Com a expansão comercial da China na América Latina, muito acordos culturais, científicos e tecnológicos vem sendo efeitos, inclusive no âmbito do BRICS. Assim, para muitos professores brasileiros, a oportunidade de publicar com mais facilidade em periódicos supostamente de âmbito internacional recebeu enorme adesão, ignorando-se a qualidade das publicações e dispendendo-se grandes somas de dinheiro - da ordem de milhões de dólares - em pagamentos a editoras como a SCIRP e a MDPI. Embora o acesso aberto apresente como vantagem o fato de qualquer cidadão acessar qualquer publicação, na minha opinião, a solução da Base de Periódicos da CAPES é a melhor, pois viabiliza o acesso do corpo social das instituições conveniadas a publicações especializadas de reconhecida notoriedade. Bibliotecas on-line abertas para a população com obras de interesse geral seriam muito mais úteis do que disponibilizar periódicos especializadíssimos para leigos...

 

Se, por um lado, a responsabilidade pelos empreendimentos editoriais inadequados é a de seus donos e diretores. Por outro, a autoridade governamental deve zelar pela qualidade dos serviços que são oferecidos ao público.
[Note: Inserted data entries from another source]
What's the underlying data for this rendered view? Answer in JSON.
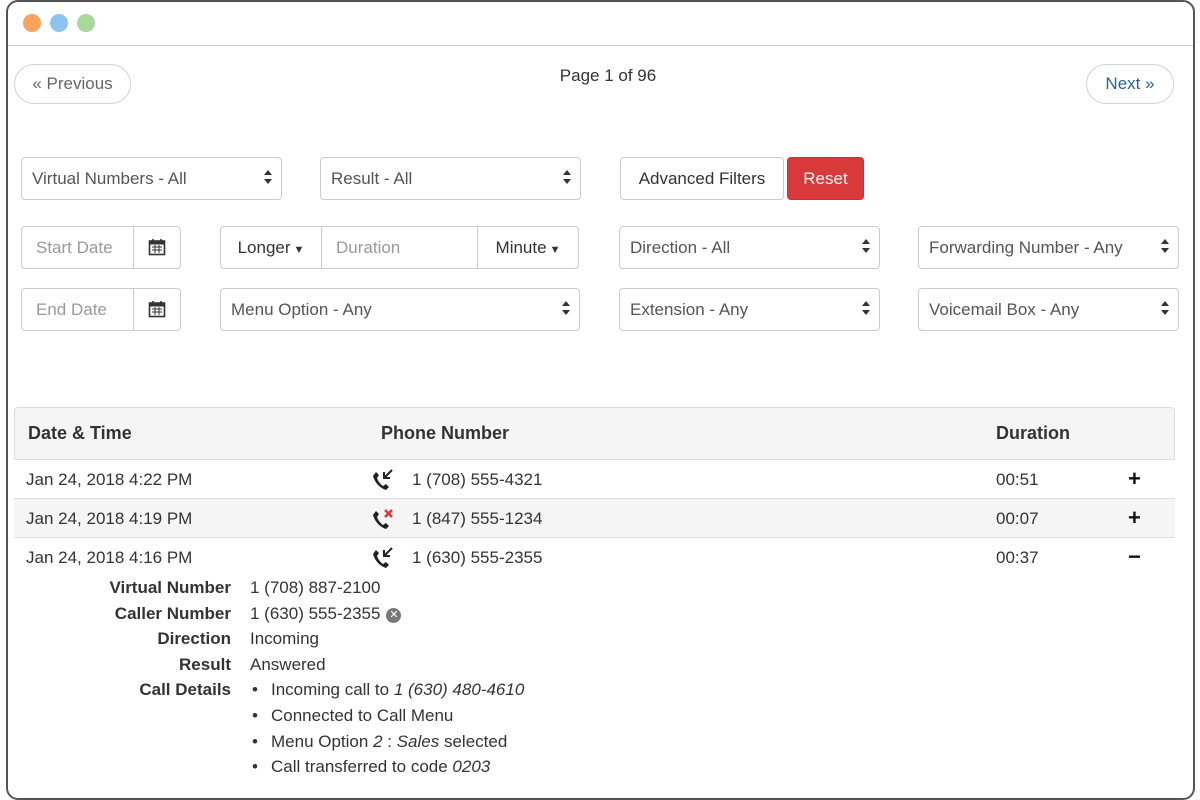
{
  "pagination": {
    "prev_label": "« Previous",
    "next_label": "Next »",
    "page_info": "Page 1 of 96"
  },
  "filters": {
    "virtual_numbers": "Virtual Numbers - All",
    "result": "Result - All",
    "advanced_filters_label": "Advanced Filters",
    "reset_label": "Reset",
    "start_date_placeholder": "Start Date",
    "end_date_placeholder": "End Date",
    "duration_compare": "Longer",
    "duration_placeholder": "Duration",
    "duration_unit": "Minute",
    "direction": "Direction - All",
    "forwarding_number": "Forwarding Number - Any",
    "menu_option": "Menu Option - Any",
    "extension": "Extension - Any",
    "voicemail_box": "Voicemail Box - Any"
  },
  "table": {
    "headers": {
      "datetime": "Date & Time",
      "phone": "Phone Number",
      "duration": "Duration"
    },
    "rows": [
      {
        "datetime": "Jan 24, 2018 4:22 PM",
        "phone": "1 (708) 555-4321",
        "duration": "00:51",
        "status_icon": "incoming-call-icon",
        "toggle": "+"
      },
      {
        "datetime": "Jan 24, 2018 4:19 PM",
        "phone": "1 (847) 555-1234",
        "duration": "00:07",
        "status_icon": "missed-call-icon",
        "toggle": "+"
      },
      {
        "datetime": "Jan 24, 2018 4:16 PM",
        "phone": "1 (630) 555-2355",
        "duration": "00:37",
        "status_icon": "incoming-call-icon",
        "toggle": "−"
      }
    ]
  },
  "details": {
    "virtual_number_label": "Virtual Number",
    "virtual_number": "1 (708) 887-2100",
    "caller_number_label": "Caller Number",
    "caller_number": "1 (630) 555-2355",
    "direction_label": "Direction",
    "direction": "Incoming",
    "result_label": "Result",
    "result": "Answered",
    "call_details_label": "Call Details",
    "call_details": {
      "line1_text": "Incoming call to ",
      "line1_number": "1 (630) 480-4610",
      "line2_text": "Connected to Call Menu",
      "line3_text": "Menu Option ",
      "line3_option": "2",
      "line3_sep": " : ",
      "line3_name": "Sales",
      "line3_suffix": " selected",
      "line4_text": "Call transferred to code ",
      "line4_code": "0203"
    }
  },
  "colors": {
    "accent_red": "#d9393a",
    "link_blue": "#2a6496",
    "missed_red": "#d9393a"
  }
}
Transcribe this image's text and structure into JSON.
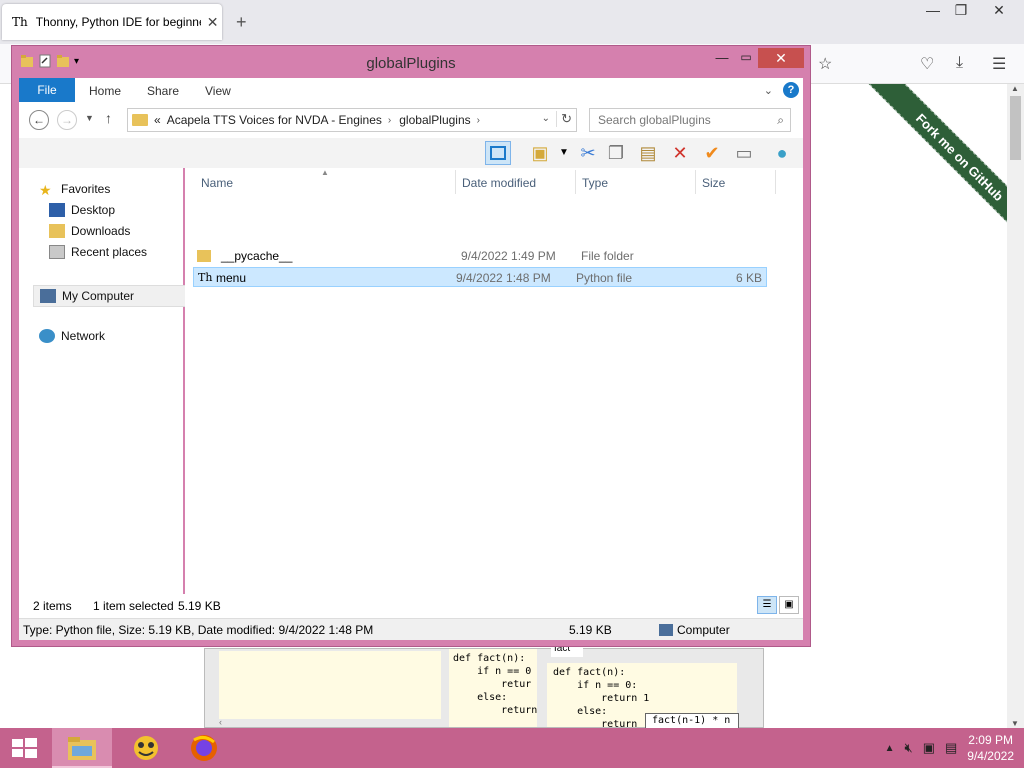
{
  "browser": {
    "tab_title": "Thonny, Python IDE for beginne",
    "tab_favicon": "Th",
    "tab_close": "✕",
    "new_tab": "+",
    "fork_ribbon": "Fork me on GitHub",
    "window_controls": {
      "minimize": "—",
      "maximize": "❐",
      "close": "✕"
    },
    "toolbar_icons": [
      "star-icon",
      "pocket-icon",
      "download-icon",
      "menu-icon"
    ]
  },
  "explorer": {
    "title": "globalPlugins",
    "ribbon_tabs": {
      "file": "File",
      "home": "Home",
      "share": "Share",
      "view": "View"
    },
    "help": "?",
    "address": {
      "overflow": "«",
      "crumbs": [
        "Acapela TTS Voices for NVDA - Engines",
        "globalPlugins"
      ]
    },
    "search": {
      "placeholder": "Search globalPlugins"
    },
    "nav": {
      "favorites": "Favorites",
      "desktop": "Desktop",
      "downloads": "Downloads",
      "recent": "Recent places",
      "computer": "My Computer",
      "network": "Network"
    },
    "columns": {
      "name": "Name",
      "date": "Date modified",
      "type": "Type",
      "size": "Size"
    },
    "files": [
      {
        "name": "__pycache__",
        "date": "9/4/2022 1:49 PM",
        "type": "File folder",
        "size": "",
        "icon": "folder-icon"
      },
      {
        "name": "menu",
        "date": "9/4/2022 1:48 PM",
        "type": "Python file",
        "size": "6 KB",
        "icon": "thonny-file-icon"
      }
    ],
    "status": {
      "items": "2 items",
      "selected": "1 item selected",
      "selected_size": "5.19 KB"
    },
    "details": {
      "info": "Type: Python file, Size: 5.19 KB, Date modified: 9/4/2022 1:48 PM",
      "size": "5.19 KB",
      "location": "Computer"
    }
  },
  "thonny": {
    "code_left": "def fact(n):\n    if n == 0\n        retur\n    else:\n        return",
    "tab_label": "fact",
    "code_right": "def fact(n):\n    if n == 0:\n        return 1\n    else:\n        return",
    "popup": "fact(n-1) * n"
  },
  "taskbar": {
    "time": "2:09 PM",
    "date": "9/4/2022"
  },
  "colors": {
    "window_frame": "#d580ae",
    "taskbar": "#c4628d",
    "accent": "#1979ca",
    "ribbon_green": "#2e5f38"
  }
}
No caso, trata-se da gestão do Qualis, uma base de referência que vem contemplando muitas publicações que não honram a integridade científica. Em 2013, o JCR eliminou de sua base cerca de 66 periódicos que, na maioria dos casos, manipulavam o número de citações aos artigos publicados. O Conselho Superior da CAPES em resolução de 17 de julho de 2013 decidiu excluir da base de dados do “Qualis Periódicos” todos os periódicos que foram retirados do JCR pela Thomson Reuters. No entanto, 37 desses periódicos continuam no Qualis, sem que tenha sido dada amplamente uma justificativa pública para essa medida. Na opinião de alguns pesquisadores, o QUALIS é desnecessário e até mesmo prejudicial. Se desejarmos a internacionalização da Ciência praticada no país, a primeira coisa que devemos fazer é abster-nos de criar uma classificação de periódicos própria e usar a classificação que todo mundo usa.

 

A comunidade científica brasileira não foge ao corporativismo de tantas outras coletividades. Duas características comuns a elas: - selecionar, não necessariamente por um critério apropriado, quem a integra e – defender-se da sociedade. Em época de busca do sentido social das atividades econômicas, os cientistas não podem pretender ficar alheios às críticas objetivas que forem feitas às suas atividades. - A ciência e a tecnologia são assuntos muito sérios para ficar exclusivamente nas mãos de cientistas.